WHILE giving a talk in far-off Australia on February 1st, U. S. Supreme Court Justice Ruth Bader Ginsburg may have thought it was safe to take a cheap shot at a fellow American back home. Nor was she restrained by the fact that what she said was a lie.
Back in 1997, Congressman Tom DeLay (R-Texas) said, "when judges exercise powers not delegated to them by the Constitution, impeachment is a proper tool." He cited as an example, a judge who ordered a tax increase in Kansas City. "Do judges have the authority to raise taxes?" he asked. "Of course not."
In Australia, however, Justice Ginsburg declared: "Tom DeLay has advocated the impeachment of judges who render unpopular decisions that, in his view, do not follow the law." She added, "Mr. DeLay is not a lawyer but, I am told, an exterminator by profession."
Perhaps an academic audience at the University of Melbourne law school might find it amusing to disdain a non-academic, non-lawyer who dared to question one of the anointed, but anyone whose home has been threatened by termites might have a better appreciation of someone who did useful and vital work in the real world, even if not in the rarefied atmosphere of academia.
Justice Ginsburg's disdain was not unrelated to the very problem that Congressman DeLay complained of, arrogant over-reaching by judges who impose their own presumptions on others, while claiming to be enforcing the law.
This issue is much bigger than Justice Ginsburg and Congressman DeLay put together.

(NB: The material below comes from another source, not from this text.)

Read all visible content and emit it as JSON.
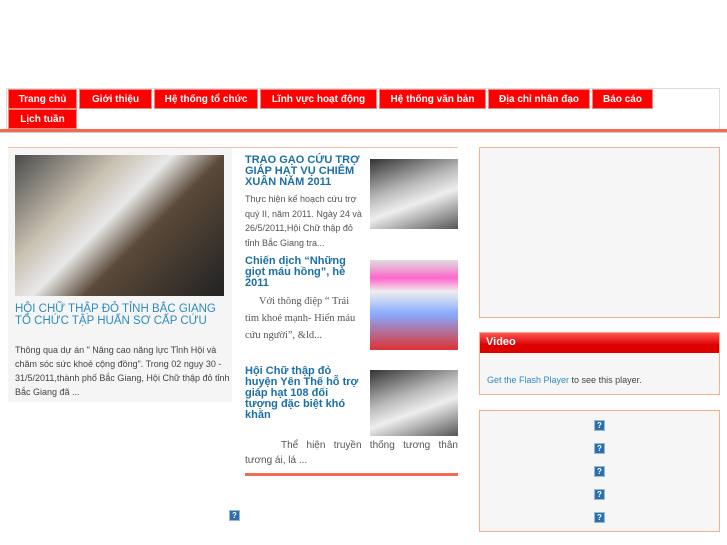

Over the past half century, far too many judges -- including justices of the Supreme Court -- have "interpreted" laws to mean the direct opposite of what the written words of those laws plainly said. You don't need a law degree to know that, when the Civil Rights Act of 1964 forbad group preferences and quotas, Justice William Brennan's "interpretation" of it 15 years later in the Weber case to permit group preferences and quotas was an exercise in raw judicial power, based on sheer gall and a defiance of anybody to do anything about it. One of the dissenting justices likened Justice's Brennan's evasion of the law to the great escapes of Houdini.
It is not a question whether group preferences and quotas are popular or unpopular, good policy or bad policy. It is a question whether courts of law become arenas for arbitrary exercises of power -- the very antithesis of law.